Resource Recycling News

Waste Management details recycling difficulties

With paper generation and commodity prices down, the nation’s largest waste and recycling company is finding it hard to make its recycling business make financial sense.

That’s the main takeaway from Waste Management’s 2014 Sustainability Report, which provides an unfettered look at the challenges facing part of the publicly traded firm’s business that relates to recycling.

“We’re focusing on the hard choices confronting our customers, our company and others who want to get to zero waste,” CEO David Steiner writes in the report’s opening remarks. “To be sustainable over time, our operations must make economic sense.”

He added that in light of profitability challenges in recycling, WM invested “virtually nothing” in its recycling operations in 2014.

Recycling accounted for 17 percent of the company’s revenues in 2013.

While WM processed 15 million tons of recyclables during the year – up about 16 percent from the 12.9 million tons processed in 2012 – the firm continued to see the material stream evolve. According to the report, WM’s MRFs were designed to see 80 percent paper, but in today’s climate, they’re actually taking in closer to 60 percent fiber.

All told, 8.9 million tons of paper were processed by WM in 2013, with a third of that total coming from cardboard and a quarter coming from newspaper. Paper accounted for about 59 percent of the material processed by the company.

Plastics accounted for just 3 percent of WM’s processing tonnages, coming in at just about 432,000 tons.

Organics processing totals are included in the company’s recycling totals, and in 2013 WM handled 2.5 million tons in that arena. Composting and anaerobic digestion are both mentioned in the report, but the company does not specify how much material went to each of those systems.
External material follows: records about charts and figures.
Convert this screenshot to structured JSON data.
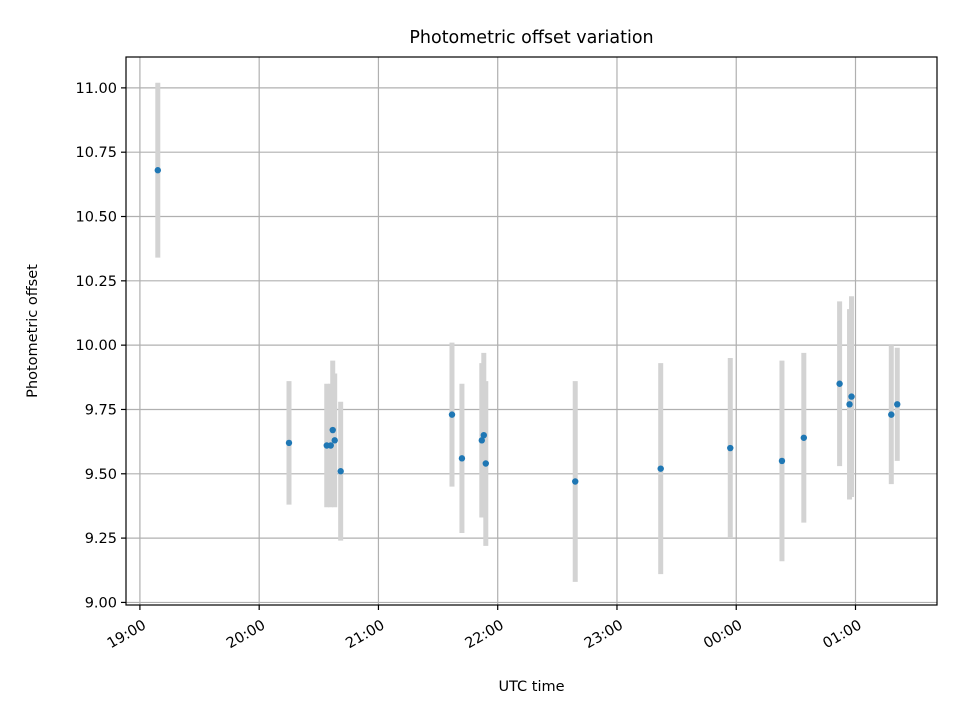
{
  "chart_data": {
    "type": "scatter",
    "title": "Photometric offset variation",
    "xlabel": "UTC time",
    "ylabel": "Photometric offset",
    "x_unit": "UTC",
    "xlim": [
      "18:53",
      "01:41"
    ],
    "ylim": [
      8.99,
      11.12
    ],
    "x_ticks": [
      "19:00",
      "20:00",
      "21:00",
      "22:00",
      "23:00",
      "00:00",
      "01:00"
    ],
    "y_ticks": [
      "9.00",
      "9.25",
      "9.50",
      "9.75",
      "10.00",
      "10.25",
      "10.50",
      "10.75",
      "11.00"
    ],
    "grid": true,
    "legend": "none",
    "colors": {
      "point": "#1f77b4",
      "errorbar": "#d3d3d3",
      "grid": "#b0b0b0"
    },
    "series": [
      {
        "points": [
          {
            "t": "19:09",
            "y": 10.68,
            "err": 0.34
          },
          {
            "t": "20:15",
            "y": 9.62,
            "err": 0.24
          },
          {
            "t": "20:34",
            "y": 9.61,
            "err": 0.24
          },
          {
            "t": "20:36",
            "y": 9.61,
            "err": 0.24
          },
          {
            "t": "20:37",
            "y": 9.67,
            "err": 0.27
          },
          {
            "t": "20:38",
            "y": 9.63,
            "err": 0.26
          },
          {
            "t": "20:41",
            "y": 9.51,
            "err": 0.27
          },
          {
            "t": "21:37",
            "y": 9.73,
            "err": 0.28
          },
          {
            "t": "21:42",
            "y": 9.56,
            "err": 0.29
          },
          {
            "t": "21:52",
            "y": 9.63,
            "err": 0.3
          },
          {
            "t": "21:53",
            "y": 9.65,
            "err": 0.32
          },
          {
            "t": "21:54",
            "y": 9.54,
            "err": 0.32
          },
          {
            "t": "22:39",
            "y": 9.47,
            "err": 0.39
          },
          {
            "t": "23:22",
            "y": 9.52,
            "err": 0.41
          },
          {
            "t": "23:57",
            "y": 9.6,
            "err": 0.35
          },
          {
            "t": "00:23",
            "y": 9.55,
            "err": 0.39
          },
          {
            "t": "00:34",
            "y": 9.64,
            "err": 0.33
          },
          {
            "t": "00:52",
            "y": 9.85,
            "err": 0.32
          },
          {
            "t": "00:57",
            "y": 9.77,
            "err": 0.37
          },
          {
            "t": "00:58",
            "y": 9.8,
            "err": 0.39
          },
          {
            "t": "01:18",
            "y": 9.73,
            "err": 0.27
          },
          {
            "t": "01:21",
            "y": 9.77,
            "err": 0.22
          }
        ]
      }
    ]
  }
}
The general increase in recycling nationwide is helping WM close in on meeting its 2020 goal of recovering 20 million tons of material per year, but higher tonnages have been accompanied by higher contamination rates. The report states WM’s 133 MRFs had an average 16 percent contamination rate in 2013, with plastic bags requiring crews to “stop our machinery six to eight times a day to cut them out – a waste of time and money.”

“Better consumer education on how to recycle is sorely needed,” the report states. WM recently launched a campaign – called “Recycle Often. Recycle Right.” – to help foster that educational push.

The current West Coast port dispute is also presenting major challenges to WM in the recycling realm. In recent comments made to CNBC , Steiner pointed out fiber was being hit particularly hard as a result of the slowdowns.

“You can’t move product overseas, and you have got slowdown of demand from China,” he said. “So, paper prices are at multi-year lows.”